Advocates were actually looking to increase money for gun violence prevention efforts prior to the pandemic. Now, they are worried about maintaining current levels of funding for the Cure the Streets program, which is funded through the attorney general’s office, and for the Office of Neighborhood Safety and Engagement and the Office of Victim Services and Justice Grants under the Executive Office of the Mayor. The latter grants provide funds to organizations like DC SAFE as well as hospital-based violence intervention services.   

“At the very least, we are hoping that it can be sustained,” Usdan tells City Paper

Funding interruptions could deal major setbacks to newer programs like Cure the Streets and the ONSE’s Pathways Program, which launched in 2018. Gun violence intervention programs like these have proven to reduce shootings and homicides elsewhere, but only when sustained. The Cure the Streets program receives much of its funding from existing OAG sources and remains a priority for Attorney General Karl Racine. To the extent that supplemental funding is required, a spokesperson says the OAG plans to work with the Mayor and the Council to keep funding at current levels, but could also seek philanthropic grants to fill any gaps.  

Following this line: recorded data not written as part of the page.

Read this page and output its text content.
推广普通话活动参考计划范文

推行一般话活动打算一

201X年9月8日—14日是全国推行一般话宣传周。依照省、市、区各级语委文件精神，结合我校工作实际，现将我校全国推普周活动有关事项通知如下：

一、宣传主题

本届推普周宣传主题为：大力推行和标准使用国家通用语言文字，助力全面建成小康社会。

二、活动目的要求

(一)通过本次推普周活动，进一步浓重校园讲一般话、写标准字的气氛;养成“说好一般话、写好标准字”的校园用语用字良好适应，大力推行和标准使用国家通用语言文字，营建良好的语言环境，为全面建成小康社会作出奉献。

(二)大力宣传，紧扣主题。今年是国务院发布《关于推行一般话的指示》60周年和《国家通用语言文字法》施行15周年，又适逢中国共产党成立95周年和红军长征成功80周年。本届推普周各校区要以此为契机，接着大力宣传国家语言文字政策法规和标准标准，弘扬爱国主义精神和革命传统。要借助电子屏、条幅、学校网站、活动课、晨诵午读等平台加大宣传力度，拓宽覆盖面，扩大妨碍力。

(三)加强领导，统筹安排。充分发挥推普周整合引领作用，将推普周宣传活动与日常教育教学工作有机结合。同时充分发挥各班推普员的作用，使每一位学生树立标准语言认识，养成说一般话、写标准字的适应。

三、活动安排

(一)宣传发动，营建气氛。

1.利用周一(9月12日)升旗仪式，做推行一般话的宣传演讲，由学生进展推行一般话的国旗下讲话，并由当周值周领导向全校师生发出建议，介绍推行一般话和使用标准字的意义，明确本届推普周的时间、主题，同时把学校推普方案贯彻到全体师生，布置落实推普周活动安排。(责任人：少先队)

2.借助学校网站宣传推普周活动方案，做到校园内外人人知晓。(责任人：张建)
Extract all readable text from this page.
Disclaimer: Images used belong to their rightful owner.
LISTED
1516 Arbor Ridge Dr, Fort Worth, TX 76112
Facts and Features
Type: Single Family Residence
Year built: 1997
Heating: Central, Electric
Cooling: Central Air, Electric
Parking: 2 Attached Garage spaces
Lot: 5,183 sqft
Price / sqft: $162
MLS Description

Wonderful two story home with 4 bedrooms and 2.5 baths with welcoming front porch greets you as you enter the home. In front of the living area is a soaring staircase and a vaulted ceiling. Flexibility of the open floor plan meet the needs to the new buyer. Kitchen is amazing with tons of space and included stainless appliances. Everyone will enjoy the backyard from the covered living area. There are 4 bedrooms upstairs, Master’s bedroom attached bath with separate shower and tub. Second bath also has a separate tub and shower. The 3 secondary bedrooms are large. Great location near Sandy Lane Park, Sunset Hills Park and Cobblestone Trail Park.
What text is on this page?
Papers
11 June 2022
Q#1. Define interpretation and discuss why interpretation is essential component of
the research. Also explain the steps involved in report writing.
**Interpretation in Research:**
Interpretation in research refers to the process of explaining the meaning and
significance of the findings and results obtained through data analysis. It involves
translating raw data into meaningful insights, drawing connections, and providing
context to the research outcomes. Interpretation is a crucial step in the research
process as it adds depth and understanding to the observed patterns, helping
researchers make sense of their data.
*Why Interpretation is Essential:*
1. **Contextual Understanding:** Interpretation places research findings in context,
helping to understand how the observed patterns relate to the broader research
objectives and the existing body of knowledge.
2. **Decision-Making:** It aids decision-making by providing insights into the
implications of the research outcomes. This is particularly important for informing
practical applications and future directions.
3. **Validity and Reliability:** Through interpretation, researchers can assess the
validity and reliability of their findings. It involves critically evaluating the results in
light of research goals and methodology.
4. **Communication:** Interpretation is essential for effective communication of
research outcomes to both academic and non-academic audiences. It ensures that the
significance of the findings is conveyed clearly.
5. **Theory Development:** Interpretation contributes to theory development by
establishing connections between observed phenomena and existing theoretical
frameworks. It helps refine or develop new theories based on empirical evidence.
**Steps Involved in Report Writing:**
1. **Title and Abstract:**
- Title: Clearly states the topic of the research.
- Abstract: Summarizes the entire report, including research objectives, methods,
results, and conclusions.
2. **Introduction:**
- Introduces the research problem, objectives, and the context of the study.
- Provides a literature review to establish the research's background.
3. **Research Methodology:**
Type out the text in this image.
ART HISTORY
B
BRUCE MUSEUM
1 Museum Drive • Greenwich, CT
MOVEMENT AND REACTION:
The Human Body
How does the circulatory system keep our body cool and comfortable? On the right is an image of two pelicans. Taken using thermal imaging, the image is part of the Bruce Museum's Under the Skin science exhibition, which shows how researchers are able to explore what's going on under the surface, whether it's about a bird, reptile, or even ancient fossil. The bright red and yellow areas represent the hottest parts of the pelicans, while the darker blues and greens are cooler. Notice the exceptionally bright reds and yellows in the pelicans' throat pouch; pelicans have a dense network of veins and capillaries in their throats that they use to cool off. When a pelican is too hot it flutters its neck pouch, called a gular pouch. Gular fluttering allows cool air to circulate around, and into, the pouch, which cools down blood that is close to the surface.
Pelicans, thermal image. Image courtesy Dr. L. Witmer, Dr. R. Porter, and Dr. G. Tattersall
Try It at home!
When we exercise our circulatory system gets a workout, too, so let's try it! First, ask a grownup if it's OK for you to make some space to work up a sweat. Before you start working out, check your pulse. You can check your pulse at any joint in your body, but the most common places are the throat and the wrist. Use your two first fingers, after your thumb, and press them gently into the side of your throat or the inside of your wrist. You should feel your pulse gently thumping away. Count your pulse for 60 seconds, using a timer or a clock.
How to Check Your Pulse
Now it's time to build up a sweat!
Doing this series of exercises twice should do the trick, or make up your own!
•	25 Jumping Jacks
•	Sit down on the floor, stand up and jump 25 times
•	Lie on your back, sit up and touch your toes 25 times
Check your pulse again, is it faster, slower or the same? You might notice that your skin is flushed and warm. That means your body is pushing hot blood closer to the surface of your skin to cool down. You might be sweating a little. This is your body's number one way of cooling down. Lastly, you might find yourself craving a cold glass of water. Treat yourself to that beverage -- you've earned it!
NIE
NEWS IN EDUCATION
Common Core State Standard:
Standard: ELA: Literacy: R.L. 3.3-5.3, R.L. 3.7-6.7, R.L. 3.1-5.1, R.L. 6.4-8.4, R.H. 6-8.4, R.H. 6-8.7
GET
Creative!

For those who have been paying close attention to D.C.’s homicide rate, the city’s lack of coordinated response to the violence before March is a source of frustration—especially since the city is proving that it can respond to a public health crisis in a way that involves every government agency as well as the private sector. Every department is being asked to address the coronavirus because it intersects with everything. People like David Bowers, the founder of NO MURDERS DC, would argue the same is true of homicides. Unequal access to opportunity derives from inadequate education, health care, and housing, his thinking goes, so leaders in each need to respond to the prevalence of homicides.  

“Folks have been getting killed and dying in this city from homicides for years and we have not had the kind of commensurate response that we should have,” says Bowers with NO MURDERS DC, a movement to end murder in the District that started in 2000. “There is a hierarchy of value that people consciously or unconsciously put on life. If we are going to talk about racial equity and be about racial equity then let’s be about that.”

Like homicides, COVID-19 has revealed the racial inequity still pervasive in D.C. While the whole city has been impacted by the virus, deaths are disproportionately high among black residents. A concern now is these very communities are being hit hard twice. As of Wednesday, Ward 8 has seen the most homicides, at 12, and COVID-19 related deaths, at 29, this year.